その後李環が男児(幽王)を産んだことで、李園は楚王家の外戚となり、楚の政治に大きく関わるようになった。
後に春申君を暗殺し、甥の幽王の時代に楚の朝政を牛耳った。
キングダム
CV:咲野俊介
概ね史実通りだが、本作では王弟の存在から事情が複雑になっている。
考烈王には異常な精神性を持つ王弟が存在し、このまま考烈王が崩御すると、その王弟が即位することになる。
それを阻止すべく李園は上記のように考烈王に子が産まれなかったことを案じ、妹の李環を春申君を介して考烈王に献上。
考烈王・春申君・李園の三人は、春申君の子を産ませその子を即位させる苦肉の策を講じることにした。
しかし考烈王の死去の後に春申君は、暗君を出すより王族の血を失う方が罪深いという理由で、王位を王弟に継がせると言い出した。
とはいえ王弟が即位した場合はこの計画が公になり、自身や妹も殺されるため、お互いに刺客を送り、最終的に李園が生き残った。
だが、産まれた李環の子(幽王)は当時2歳で政治に関わるのは当然無理なのに加え、国王の崩御によって国の内外に大きな動揺や波乱が起きるのは目に見えていた(特に中華統一を目指す秦は真っ先に楚を狙うと考えるだろう)。
宰相の枠は一人しかないが、春申君の食客の一人でしかなくかつ軍事的な事情に詳しいと言い難い李園だけでは、項燕が言う「中華最大規模を誇る楚軍の力を最大限に生かせない」普通の国(=考烈王以前の楚国)にしかならないことから、戦の天才かつ楚軍最大の三十万の兵士を所有する媧燐に二人で宰相になるように嘆願した。
そして李園は変令を用いて臨時的に二宰相制を行い、一月余りで国の内部を安定させた。
史実では宰相は李園一人であり、媧燐は元々政治に興味ない人物であることから、一時的に宰相になった(=一時的なため史実に残らない)形になったと思われる。
元々、李園は司馬遷の『史記』では「春申君を暗殺し国政を乗っ取った奸物」という評価であり、キングダムの作者・原泰久氏も当初は嫌っていた人物であった。

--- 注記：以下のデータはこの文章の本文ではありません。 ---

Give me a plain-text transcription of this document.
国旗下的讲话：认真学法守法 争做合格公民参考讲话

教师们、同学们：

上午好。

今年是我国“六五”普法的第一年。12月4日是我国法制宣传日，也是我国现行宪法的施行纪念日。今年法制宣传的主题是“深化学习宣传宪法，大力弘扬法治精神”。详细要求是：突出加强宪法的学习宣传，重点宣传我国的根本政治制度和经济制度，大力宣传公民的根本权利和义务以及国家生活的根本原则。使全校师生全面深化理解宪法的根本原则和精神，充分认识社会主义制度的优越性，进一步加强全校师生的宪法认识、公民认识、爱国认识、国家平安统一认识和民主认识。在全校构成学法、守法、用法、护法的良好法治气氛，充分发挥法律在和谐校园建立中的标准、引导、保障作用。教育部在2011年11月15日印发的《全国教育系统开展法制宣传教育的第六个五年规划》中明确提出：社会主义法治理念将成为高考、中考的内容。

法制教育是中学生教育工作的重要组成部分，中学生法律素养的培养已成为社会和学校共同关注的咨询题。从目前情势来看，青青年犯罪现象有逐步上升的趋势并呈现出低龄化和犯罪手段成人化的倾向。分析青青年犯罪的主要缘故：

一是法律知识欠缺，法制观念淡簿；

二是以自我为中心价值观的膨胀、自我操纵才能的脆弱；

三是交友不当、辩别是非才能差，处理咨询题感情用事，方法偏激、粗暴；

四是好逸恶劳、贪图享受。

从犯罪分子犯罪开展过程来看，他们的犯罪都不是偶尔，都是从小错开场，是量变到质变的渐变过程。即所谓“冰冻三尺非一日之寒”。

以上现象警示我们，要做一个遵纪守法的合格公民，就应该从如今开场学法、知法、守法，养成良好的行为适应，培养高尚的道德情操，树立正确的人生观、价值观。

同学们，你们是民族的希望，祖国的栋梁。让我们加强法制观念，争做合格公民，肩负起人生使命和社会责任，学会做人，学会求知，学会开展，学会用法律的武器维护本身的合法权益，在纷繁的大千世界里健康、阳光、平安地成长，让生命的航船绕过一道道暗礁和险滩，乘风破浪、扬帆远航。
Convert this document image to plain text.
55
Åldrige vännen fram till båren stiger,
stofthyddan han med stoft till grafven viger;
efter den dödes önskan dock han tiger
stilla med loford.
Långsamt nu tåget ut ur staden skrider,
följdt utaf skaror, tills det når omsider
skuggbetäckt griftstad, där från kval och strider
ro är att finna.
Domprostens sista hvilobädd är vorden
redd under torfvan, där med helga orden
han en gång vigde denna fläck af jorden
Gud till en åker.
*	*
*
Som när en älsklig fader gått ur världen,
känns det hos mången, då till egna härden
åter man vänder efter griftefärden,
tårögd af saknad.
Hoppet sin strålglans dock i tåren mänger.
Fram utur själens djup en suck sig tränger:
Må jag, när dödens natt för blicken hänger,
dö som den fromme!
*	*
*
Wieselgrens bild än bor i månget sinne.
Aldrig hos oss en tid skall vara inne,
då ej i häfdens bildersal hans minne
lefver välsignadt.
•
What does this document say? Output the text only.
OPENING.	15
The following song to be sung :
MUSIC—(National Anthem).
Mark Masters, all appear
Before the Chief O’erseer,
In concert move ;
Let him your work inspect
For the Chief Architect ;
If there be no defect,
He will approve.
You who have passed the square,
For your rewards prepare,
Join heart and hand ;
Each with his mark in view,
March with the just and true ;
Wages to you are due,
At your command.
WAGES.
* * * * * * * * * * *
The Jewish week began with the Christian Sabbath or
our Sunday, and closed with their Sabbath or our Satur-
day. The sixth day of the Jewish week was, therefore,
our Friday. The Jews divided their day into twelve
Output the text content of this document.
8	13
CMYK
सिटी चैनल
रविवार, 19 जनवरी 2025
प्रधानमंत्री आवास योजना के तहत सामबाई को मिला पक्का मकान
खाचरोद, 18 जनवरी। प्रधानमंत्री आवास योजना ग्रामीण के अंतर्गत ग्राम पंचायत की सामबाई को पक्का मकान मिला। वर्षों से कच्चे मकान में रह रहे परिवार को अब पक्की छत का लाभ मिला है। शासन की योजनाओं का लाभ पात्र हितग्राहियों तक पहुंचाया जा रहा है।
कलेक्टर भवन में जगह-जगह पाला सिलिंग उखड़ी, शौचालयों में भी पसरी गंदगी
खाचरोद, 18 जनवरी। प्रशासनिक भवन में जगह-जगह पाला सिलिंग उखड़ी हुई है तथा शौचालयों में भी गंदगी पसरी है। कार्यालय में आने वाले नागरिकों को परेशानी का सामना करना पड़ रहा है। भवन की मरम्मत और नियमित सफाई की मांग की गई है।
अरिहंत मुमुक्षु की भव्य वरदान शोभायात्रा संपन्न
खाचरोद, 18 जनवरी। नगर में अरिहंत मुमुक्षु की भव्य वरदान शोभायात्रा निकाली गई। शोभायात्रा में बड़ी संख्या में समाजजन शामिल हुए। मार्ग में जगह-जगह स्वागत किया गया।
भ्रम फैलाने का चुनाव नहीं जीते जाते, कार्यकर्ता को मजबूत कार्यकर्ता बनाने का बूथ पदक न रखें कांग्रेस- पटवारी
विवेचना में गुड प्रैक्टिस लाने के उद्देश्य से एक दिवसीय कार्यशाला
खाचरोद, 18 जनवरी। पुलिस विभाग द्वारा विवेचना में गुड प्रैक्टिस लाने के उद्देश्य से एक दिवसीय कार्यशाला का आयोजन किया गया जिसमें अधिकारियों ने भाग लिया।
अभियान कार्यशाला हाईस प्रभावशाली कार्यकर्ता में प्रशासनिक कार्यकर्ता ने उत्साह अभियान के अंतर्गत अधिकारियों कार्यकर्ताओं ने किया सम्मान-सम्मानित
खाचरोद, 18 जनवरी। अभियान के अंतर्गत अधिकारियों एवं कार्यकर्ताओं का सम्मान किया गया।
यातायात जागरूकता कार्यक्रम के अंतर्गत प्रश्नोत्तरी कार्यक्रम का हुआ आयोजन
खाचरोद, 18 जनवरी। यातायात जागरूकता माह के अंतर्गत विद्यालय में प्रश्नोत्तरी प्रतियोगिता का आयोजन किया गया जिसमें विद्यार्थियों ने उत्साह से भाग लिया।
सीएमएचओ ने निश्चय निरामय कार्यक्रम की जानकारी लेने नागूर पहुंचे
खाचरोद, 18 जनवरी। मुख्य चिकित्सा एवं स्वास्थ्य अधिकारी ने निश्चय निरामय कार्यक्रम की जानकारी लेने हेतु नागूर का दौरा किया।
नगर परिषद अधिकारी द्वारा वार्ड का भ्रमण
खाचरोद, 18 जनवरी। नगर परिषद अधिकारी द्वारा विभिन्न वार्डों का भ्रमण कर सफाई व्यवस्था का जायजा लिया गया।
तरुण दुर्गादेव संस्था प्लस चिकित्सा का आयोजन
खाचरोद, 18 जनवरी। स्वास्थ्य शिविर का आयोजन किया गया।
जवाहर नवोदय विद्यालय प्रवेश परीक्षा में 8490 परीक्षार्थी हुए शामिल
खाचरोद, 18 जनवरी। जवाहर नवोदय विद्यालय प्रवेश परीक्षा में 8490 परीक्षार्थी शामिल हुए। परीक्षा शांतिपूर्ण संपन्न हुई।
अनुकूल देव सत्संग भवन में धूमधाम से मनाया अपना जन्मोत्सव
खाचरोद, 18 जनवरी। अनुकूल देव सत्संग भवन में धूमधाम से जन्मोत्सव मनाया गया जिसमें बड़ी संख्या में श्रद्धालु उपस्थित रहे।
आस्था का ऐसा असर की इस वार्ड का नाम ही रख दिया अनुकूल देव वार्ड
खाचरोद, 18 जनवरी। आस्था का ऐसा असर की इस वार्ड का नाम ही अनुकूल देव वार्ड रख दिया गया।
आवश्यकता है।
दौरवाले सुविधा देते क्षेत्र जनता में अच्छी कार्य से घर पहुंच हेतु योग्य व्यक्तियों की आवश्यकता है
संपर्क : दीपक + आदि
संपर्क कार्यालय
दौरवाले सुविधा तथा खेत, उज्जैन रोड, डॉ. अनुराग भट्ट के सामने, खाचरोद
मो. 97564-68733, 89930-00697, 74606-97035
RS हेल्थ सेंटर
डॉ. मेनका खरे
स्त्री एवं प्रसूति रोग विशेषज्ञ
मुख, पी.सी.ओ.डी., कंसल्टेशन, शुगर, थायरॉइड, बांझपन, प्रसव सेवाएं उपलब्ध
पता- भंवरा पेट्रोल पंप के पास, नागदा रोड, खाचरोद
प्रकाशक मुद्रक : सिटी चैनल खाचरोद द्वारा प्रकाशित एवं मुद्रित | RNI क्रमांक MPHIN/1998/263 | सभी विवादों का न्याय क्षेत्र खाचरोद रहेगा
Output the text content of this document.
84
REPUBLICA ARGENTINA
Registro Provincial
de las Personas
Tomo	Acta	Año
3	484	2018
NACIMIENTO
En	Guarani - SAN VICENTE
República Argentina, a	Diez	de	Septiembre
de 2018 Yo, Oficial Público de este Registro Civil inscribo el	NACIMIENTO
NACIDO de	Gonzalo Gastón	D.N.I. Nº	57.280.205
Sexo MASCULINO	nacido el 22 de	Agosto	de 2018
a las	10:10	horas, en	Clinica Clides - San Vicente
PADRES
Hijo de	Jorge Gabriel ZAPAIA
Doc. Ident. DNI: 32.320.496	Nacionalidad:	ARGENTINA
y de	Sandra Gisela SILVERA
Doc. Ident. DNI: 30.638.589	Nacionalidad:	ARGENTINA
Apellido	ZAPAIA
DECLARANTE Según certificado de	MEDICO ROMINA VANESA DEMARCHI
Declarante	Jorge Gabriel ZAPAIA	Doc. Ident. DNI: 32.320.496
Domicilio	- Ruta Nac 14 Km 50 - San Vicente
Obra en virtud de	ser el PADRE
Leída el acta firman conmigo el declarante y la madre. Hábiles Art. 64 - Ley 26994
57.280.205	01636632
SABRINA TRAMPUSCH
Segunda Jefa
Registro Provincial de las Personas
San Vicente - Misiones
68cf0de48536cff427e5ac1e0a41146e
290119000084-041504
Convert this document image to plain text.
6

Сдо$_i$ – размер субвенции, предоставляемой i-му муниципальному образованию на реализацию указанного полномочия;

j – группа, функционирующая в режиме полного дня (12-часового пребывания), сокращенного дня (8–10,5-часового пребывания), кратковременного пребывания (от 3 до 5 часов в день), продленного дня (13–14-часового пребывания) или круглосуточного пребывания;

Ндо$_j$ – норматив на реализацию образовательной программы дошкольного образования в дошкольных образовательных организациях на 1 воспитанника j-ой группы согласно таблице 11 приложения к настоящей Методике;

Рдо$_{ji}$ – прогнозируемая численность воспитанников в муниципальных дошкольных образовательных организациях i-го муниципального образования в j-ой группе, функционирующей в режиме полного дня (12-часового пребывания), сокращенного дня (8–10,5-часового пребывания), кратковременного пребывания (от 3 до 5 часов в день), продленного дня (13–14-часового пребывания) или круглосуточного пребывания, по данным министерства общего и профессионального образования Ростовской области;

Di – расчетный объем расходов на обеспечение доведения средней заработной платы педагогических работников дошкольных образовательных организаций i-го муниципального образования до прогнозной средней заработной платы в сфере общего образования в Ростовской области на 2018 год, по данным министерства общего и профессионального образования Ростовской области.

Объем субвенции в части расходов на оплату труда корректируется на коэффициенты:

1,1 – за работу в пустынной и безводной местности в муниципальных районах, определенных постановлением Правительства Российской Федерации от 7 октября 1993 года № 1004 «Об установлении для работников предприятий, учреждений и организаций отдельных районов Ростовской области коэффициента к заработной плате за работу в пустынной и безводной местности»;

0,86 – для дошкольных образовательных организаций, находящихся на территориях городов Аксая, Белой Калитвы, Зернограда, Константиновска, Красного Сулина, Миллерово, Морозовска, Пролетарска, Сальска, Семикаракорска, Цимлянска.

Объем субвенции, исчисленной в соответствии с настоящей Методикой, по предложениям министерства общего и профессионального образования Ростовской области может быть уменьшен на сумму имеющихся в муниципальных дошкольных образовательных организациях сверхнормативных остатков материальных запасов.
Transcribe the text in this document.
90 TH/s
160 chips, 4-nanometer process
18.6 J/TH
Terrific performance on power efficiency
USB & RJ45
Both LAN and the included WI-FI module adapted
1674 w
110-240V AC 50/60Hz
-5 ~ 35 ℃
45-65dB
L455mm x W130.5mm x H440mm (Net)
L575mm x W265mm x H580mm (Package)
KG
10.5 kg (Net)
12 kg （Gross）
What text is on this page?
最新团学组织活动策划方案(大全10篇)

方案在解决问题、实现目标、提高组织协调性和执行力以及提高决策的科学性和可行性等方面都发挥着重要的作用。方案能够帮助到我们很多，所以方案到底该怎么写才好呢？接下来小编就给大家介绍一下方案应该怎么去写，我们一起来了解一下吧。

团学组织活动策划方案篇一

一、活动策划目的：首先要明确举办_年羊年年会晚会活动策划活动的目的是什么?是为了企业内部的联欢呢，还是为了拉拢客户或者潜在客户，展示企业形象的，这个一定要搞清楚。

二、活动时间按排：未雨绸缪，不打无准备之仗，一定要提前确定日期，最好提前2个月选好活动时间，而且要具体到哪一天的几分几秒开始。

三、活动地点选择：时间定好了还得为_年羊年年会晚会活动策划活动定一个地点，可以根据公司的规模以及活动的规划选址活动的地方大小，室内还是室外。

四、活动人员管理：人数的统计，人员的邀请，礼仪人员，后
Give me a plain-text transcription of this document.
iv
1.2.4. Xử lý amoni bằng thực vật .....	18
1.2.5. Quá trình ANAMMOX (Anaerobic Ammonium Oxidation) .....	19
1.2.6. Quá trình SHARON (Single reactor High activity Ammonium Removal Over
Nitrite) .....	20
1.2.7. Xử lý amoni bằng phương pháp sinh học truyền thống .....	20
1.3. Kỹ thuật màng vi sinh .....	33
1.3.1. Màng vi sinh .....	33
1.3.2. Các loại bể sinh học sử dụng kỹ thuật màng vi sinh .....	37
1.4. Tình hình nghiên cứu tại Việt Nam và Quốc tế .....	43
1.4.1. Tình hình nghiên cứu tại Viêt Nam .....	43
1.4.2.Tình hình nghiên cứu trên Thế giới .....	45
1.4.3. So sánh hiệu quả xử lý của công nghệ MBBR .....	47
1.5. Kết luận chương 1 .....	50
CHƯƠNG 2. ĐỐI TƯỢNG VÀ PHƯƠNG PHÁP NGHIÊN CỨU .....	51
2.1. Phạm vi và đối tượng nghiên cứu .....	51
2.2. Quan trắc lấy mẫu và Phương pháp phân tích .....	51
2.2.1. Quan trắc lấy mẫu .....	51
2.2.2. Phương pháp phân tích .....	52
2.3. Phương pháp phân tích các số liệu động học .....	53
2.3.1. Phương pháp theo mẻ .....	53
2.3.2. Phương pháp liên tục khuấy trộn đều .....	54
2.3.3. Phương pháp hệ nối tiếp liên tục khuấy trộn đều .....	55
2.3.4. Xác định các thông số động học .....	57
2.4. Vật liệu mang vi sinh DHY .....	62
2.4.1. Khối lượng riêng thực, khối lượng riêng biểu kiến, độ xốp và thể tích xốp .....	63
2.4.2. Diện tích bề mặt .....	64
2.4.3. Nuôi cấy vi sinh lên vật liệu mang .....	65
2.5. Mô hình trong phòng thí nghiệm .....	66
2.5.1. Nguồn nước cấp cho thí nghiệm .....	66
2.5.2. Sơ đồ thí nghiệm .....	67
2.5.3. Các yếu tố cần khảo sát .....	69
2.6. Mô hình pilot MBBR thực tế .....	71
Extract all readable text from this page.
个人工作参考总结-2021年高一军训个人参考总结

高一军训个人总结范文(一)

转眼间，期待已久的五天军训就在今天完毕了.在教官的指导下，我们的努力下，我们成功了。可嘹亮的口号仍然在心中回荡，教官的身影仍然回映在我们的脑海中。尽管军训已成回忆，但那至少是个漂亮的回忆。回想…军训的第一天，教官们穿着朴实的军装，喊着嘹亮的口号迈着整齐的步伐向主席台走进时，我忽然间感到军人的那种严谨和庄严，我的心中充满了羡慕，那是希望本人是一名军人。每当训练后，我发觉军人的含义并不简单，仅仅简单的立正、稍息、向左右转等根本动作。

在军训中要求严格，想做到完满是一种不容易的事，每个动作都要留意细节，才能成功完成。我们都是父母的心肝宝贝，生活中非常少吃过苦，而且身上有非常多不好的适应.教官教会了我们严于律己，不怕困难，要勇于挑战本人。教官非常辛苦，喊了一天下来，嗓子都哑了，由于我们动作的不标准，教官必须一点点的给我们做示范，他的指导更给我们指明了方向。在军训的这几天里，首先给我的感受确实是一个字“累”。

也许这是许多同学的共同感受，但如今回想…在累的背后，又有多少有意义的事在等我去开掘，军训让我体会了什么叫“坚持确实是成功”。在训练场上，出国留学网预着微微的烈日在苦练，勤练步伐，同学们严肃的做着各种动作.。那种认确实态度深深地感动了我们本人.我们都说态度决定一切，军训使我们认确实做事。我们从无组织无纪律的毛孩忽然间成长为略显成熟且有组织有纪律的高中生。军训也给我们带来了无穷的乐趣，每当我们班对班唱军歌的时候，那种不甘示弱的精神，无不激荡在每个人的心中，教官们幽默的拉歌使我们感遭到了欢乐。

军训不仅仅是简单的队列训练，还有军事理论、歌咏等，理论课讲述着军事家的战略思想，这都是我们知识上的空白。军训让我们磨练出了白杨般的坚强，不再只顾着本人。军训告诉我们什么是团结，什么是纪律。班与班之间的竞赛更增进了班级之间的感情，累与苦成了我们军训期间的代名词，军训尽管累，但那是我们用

しかし、如何に甥が皇帝の座に付けたとはいえ、宰相である春申君を暗殺した人物がその後釜に座るというのは並大抵のことでは無いのではないか?と疑問を抱いたこと、史実でも李園が優れた政治手腕を有していたことを鑑みた結果として、このような深みのあるキャラクターとして描かれることとなったのである。